Tonight at BFI Southbank I am introducing three documentaries about the arts made for British television more than fifty years ago. The screening is part of the excellent BFI project Visions of Change about television documentaries from the 1950s and ’60s. Although much from these years has been lost, there is nonetheless an extensive archive of rich and resonant material from which to choose. It might have been interesting to mix up the genres more, rather than to have this evening devoted to films about the arts and another with Tim Boon looking at science documentaries, but nonetheless the triple offering tonight makes, if I may say so, for a great programme. John Read’s foundational profile Henry Moore (1951), British television’s first film profile of a living artist opens proceedings, followed by Ken Russell’s delightfully inventive Monitor film Watch the Birdie (1963) about photographer David Hurn. And to conclude there is the extraordinary New Tempo: Heroes, directed by Dick Fontaine in 1967, which now looks more like an avant-garde classic made perhaps by Bruce Conner than it resembles anything else that ITV might have shown on a Sunday afternoon 48 years ago.

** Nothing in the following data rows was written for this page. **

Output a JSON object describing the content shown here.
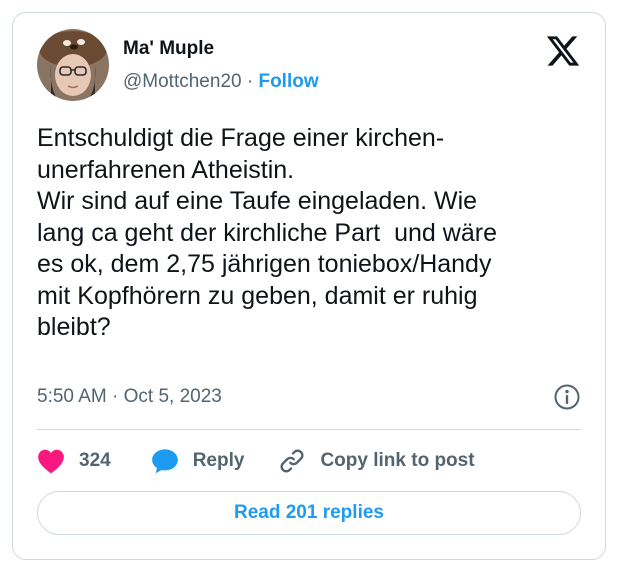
{
  "author": {
    "name": "Ma' Muple",
    "handle": "@Mottchen20",
    "separator": "·",
    "follow_label": "Follow"
  },
  "tweet": {
    "text": "Entschuldigt die Frage einer kirchen-\nunerfahrenen Atheistin.\nWir sind auf eine Taufe eingeladen. Wie\nlang ca geht der kirchliche Part  und wäre\nes ok, dem 2,75 jährigen toniebox/Handy\nmit Kopfhörern zu geben, damit er ruhig\nbleibt?",
    "time": "5:50 AM",
    "separator": "·",
    "date": "Oct 5, 2023"
  },
  "actions": {
    "like_count": "324",
    "reply_label": "Reply",
    "copy_label": "Copy link to post"
  },
  "read_replies_label": "Read 201 replies",
  "icons": {
    "platform": "x-logo-icon",
    "info": "info-icon",
    "like": "heart-icon",
    "reply": "speech-bubble-icon",
    "copy": "link-icon"
  },
  "colors": {
    "accent": "#1d9bf0",
    "heart": "#f91880",
    "secondary_text": "#536471",
    "border": "#cfd9de"
  }
}
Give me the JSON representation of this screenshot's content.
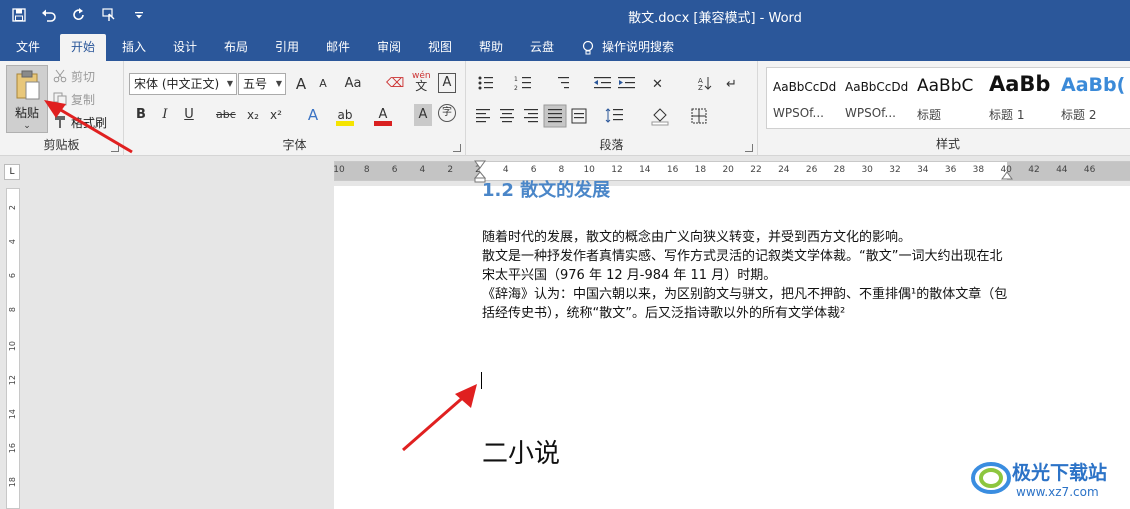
{
  "window": {
    "title": "散文.docx [兼容模式]  -  Word"
  },
  "qat": {
    "icons": [
      "save-icon",
      "undo-icon",
      "redo-icon",
      "touch-mode-icon",
      "customize-qat-icon"
    ]
  },
  "tabs": [
    "文件",
    "开始",
    "插入",
    "设计",
    "布局",
    "引用",
    "邮件",
    "审阅",
    "视图",
    "帮助",
    "云盘"
  ],
  "active_tab": "开始",
  "tell_me": "操作说明搜索",
  "clipboard": {
    "paste_label": "粘贴",
    "cut_label": "剪切",
    "copy_label": "复制",
    "format_painter_label": "格式刷",
    "group_label": "剪贴板"
  },
  "font": {
    "font_name": "宋体 (中文正文)",
    "font_size": "五号",
    "group_label": "字体",
    "buttons": {
      "grow": "A",
      "shrink": "A",
      "case": "Aa",
      "phonetic_top": "wén",
      "phonetic_bottom": "文",
      "border_char": "A",
      "bold": "B",
      "italic": "I",
      "underline": "U",
      "strike": "abc",
      "subscript": "x₂",
      "superscript": "x²",
      "effects": "A",
      "highlight": "ab",
      "color": "A",
      "shading": "A",
      "enclose": "字"
    }
  },
  "paragraph": {
    "group_label": "段落"
  },
  "styles": {
    "group_label": "样式",
    "items": [
      {
        "sample": "AaBbCcDd",
        "name": "WPSOf..."
      },
      {
        "sample": "AaBbCcDd",
        "name": "WPSOf..."
      },
      {
        "sample": "AaBbC",
        "name": "标题"
      },
      {
        "sample": "AaBb",
        "name": "标题 1"
      },
      {
        "sample": "AaBb(",
        "name": "标题 2"
      }
    ]
  },
  "ruler": {
    "corner": "L",
    "h_numbers": [
      "10",
      "8",
      "6",
      "4",
      "2",
      "2",
      "4",
      "6",
      "8",
      "10",
      "12",
      "14",
      "16",
      "18",
      "20",
      "22",
      "24",
      "26",
      "28",
      "30",
      "32",
      "34",
      "36",
      "38",
      "40",
      "42",
      "44",
      "46"
    ],
    "v_numbers": [
      "2",
      "4",
      "6",
      "8",
      "10",
      "12",
      "14",
      "16",
      "18"
    ]
  },
  "document": {
    "heading_partial": "1.2 散文的发展",
    "paragraphs": [
      "随着时代的发展，散文的概念由广义向狭义转变，并受到西方文化的影响。",
      "散文是一种抒发作者真情实感、写作方式灵活的记叙类文学体裁。“散文”一词大约出现在北宋太平兴国（976 年 12 月-984 年 11 月）时期。",
      "《辞海》认为：中国六朝以来，为区别韵文与骈文，把凡不押韵、不重排偶¹的散体文章（包括经传史书），统称“散文”。后又泛指诗歌以外的所有文学体裁²"
    ],
    "heading_2": "二小说"
  },
  "watermark": {
    "title": "极光下载站",
    "url": "www.xz7.com"
  },
  "colors": {
    "brand": "#2b579a",
    "arrow": "#e02020",
    "heading": "#4a86c8"
  }
}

I have written extensively about John Read’s film before, including for the blog here and also in a recently published essay for Tate Research, ‘Myriad Mediations: Henry Moore and his Works on Screen 1937–83’ (about which I intend to write another blog post). Russell’s profile of his friend Hurn is also well documented, but it will be a particular treat to see a good print of it tonight at BFI Southbank. Watching it again I was struck by how much it’s a kind of self-portrait of the director, who was a photographer before he began working for the BBC. Among the photo-essays that Russell shot in the late 1950s were ones on the order of nuns known as the Little Sisters of the Assumption and on Soho strippers, both of which are assignments for Hurn in the film. But I wonder if I am the first to spot that the “director” of a steamy love scene supposedly being photographed for movie publicity (above, in a detail of a screengrab) is in fact a brief appearance from Ken himself.
As you would expect, Russell liberally mixes and matches factual sequences with the obviously fictionalised and draws on a host of visual references, including Eastern European art movies, as well as a brilliant soundtrack. Whether, as Russell later claimed, this film was what inspired the fashion shoot scenes in Antonioni’s Blow Up (1966) is uncertain, but this is a vivid slice of ‘swinging’ London life in 1963. And there are some delightful personal stories hidden just below the surface, including the fact that Hurn had apparently met the model Alita Naughton in Paris a few days before the shoot. He asked her to come to London to be in Russell’s film (she’s the woman who emerges from the smoke in the opening shots), after which she married Hurn and starred in Russell’s first feature French Dressing (1964) [the link is to a very good recent essay by David Cairns about the film].
Although the juxtaposition is largely accidental, Watch the Birdie sets up Heroes rather well, as the latter film is all about image culture and celebrity. But rather than have his film unfold like a journalistic essay, Dick Fontaine collides in a dense collage found footage, fragments of audio, stills and insistent shots of media machines, including cameras, tape recorders and slide projectors. Starting with a lengthy sequence presented in negative, jump-cutting like crazy and building an allusive and suggestive sound mix, this really is British television at its most radical and experimental. Heroes was made for ATV, which had to fulfil certain public service obligations in return for its ITV franchise, and the series was produced by Mike Hodges, who was later to direct Get Carter (1970), without – one senses – all that much corporate interest or oversight. The film’s influences, including Marshall McLuhan, Pop Art and the Godard of Two or Three Things That I Know About Her, are perhaps a little too apparent from this distance. Yet Heroes, much like Watch the Birdie, has a good deal still to offer about our image world, even if was all 35mm in those days and digital selfies were undreamt of. Above all else, Heroes has a striking sensorial impact, so if you can, grab this rare opportunity to see it on a big screen.